Después del Diluvio Dios dio a Noé la ley de que «el que derramare sangre del hombre, por el hombre su sangre será derramada» (Gn. 9:6). La ley establecía la distinción entre homicida y asesino; cuando una persona era muerta accidentalmente, el homicida podía huir a una de las ciudades de refugio (véase CIUDADES DE REFUGIO) para ser protegido allí del vengador de la sangre. Entonces se consideraba que el ejecutor de la justicia debía ser el pariente más próximo del asesinado.
Dios ha investido al hombre con una autoridad gubernamental para mantener en vigor este mandato universal, dado mucho antes que la Ley de Moisés, y que nunca ha sido revocado ni mitigado. En el NT se menciona que el magistrado no lleva en vano la espada, porque es servidor de Dios para castigar a los que hacen lo malo (Ro. 13).

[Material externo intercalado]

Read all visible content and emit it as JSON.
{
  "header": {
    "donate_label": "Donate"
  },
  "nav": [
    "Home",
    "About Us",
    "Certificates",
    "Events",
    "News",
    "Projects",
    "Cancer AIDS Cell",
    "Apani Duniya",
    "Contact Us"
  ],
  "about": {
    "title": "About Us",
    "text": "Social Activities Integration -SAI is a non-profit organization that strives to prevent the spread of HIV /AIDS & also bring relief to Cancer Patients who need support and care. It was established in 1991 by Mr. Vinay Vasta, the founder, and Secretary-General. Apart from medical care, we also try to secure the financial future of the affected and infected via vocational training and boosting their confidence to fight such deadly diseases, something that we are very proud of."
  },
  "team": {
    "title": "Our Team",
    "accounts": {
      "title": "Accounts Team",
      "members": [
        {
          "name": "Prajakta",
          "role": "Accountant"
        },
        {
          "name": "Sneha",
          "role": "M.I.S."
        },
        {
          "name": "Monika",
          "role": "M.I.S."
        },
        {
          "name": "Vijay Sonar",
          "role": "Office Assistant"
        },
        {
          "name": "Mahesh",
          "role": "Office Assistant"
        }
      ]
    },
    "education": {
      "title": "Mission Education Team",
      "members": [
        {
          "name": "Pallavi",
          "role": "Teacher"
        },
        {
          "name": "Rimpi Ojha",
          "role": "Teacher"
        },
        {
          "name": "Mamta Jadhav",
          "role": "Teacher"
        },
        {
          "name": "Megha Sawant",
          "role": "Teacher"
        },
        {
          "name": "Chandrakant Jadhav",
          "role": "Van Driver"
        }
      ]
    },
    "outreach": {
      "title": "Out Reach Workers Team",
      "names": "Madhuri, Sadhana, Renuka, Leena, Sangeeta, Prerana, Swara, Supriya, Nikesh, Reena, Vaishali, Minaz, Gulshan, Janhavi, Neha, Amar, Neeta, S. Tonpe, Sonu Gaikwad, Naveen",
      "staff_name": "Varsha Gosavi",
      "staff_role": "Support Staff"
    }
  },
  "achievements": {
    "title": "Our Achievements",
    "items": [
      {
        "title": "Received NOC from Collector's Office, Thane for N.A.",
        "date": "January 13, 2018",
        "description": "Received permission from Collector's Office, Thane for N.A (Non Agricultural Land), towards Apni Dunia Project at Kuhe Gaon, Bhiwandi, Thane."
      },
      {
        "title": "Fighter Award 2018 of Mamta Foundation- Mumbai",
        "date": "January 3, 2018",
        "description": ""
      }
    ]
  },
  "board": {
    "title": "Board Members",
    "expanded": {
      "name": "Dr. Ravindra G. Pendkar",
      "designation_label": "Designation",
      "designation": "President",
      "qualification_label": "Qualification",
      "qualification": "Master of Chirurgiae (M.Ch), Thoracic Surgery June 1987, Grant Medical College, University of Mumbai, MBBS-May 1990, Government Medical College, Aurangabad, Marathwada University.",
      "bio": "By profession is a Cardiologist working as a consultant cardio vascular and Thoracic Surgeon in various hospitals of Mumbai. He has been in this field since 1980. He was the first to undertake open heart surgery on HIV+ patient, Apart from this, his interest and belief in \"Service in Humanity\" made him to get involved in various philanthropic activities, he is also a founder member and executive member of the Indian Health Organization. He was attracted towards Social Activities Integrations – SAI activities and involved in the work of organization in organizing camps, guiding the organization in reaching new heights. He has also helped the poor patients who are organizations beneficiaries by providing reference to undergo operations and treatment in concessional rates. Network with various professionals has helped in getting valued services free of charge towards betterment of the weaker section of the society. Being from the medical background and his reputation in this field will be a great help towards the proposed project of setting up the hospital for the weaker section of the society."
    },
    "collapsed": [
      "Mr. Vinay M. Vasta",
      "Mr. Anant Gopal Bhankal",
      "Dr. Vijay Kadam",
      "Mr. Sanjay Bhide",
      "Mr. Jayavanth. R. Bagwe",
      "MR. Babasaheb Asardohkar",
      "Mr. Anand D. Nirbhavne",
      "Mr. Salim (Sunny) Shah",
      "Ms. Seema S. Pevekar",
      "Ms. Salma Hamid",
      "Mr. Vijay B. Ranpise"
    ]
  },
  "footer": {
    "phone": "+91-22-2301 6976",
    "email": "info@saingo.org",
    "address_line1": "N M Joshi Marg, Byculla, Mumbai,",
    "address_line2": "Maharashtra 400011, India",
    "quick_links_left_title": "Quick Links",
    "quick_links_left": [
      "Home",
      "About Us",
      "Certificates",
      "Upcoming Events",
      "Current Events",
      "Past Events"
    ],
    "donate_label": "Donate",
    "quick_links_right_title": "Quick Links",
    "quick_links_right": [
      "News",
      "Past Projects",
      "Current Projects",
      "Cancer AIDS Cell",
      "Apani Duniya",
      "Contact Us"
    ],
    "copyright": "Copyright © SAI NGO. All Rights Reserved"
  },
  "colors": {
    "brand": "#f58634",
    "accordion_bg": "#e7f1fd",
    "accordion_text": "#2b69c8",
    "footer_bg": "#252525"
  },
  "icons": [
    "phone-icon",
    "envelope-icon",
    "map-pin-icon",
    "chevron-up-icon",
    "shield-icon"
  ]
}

Bajo la Ley de Moisés se promulgó el «ojo por ojo y diente por diente» (Mt. 5:38; Éx. 21:24). Para el cristiano es totalmente diferente: habiendo sido tratado en gracia, tiene que actuar también hacia los demás con este mismo espíritu de gracia. Lo que a él se le indica es: «No os venguéis vosotros mismos, amados míos, sino dejad lugar a la ira de Dios; porque escrito está: Mía es la venganza, yo pagaré, dice el Señor» (Ro. 12:19; Ap. 6:10; 19:2). Ahora es el día de la gracia; pero se avecina el día de la venganza que caerá sobre aquellos «que no conocieron a Dios, ni obedecen al evangelio de nuestro Señor Jesucristo» (2 Ts. 1:8). El deber del cristiano de no vengarse no choca en absoluto con el ejercicio del gobierno de Dios por los magistrados, que derivan su autoridad de Él en la represión y retribución del mal.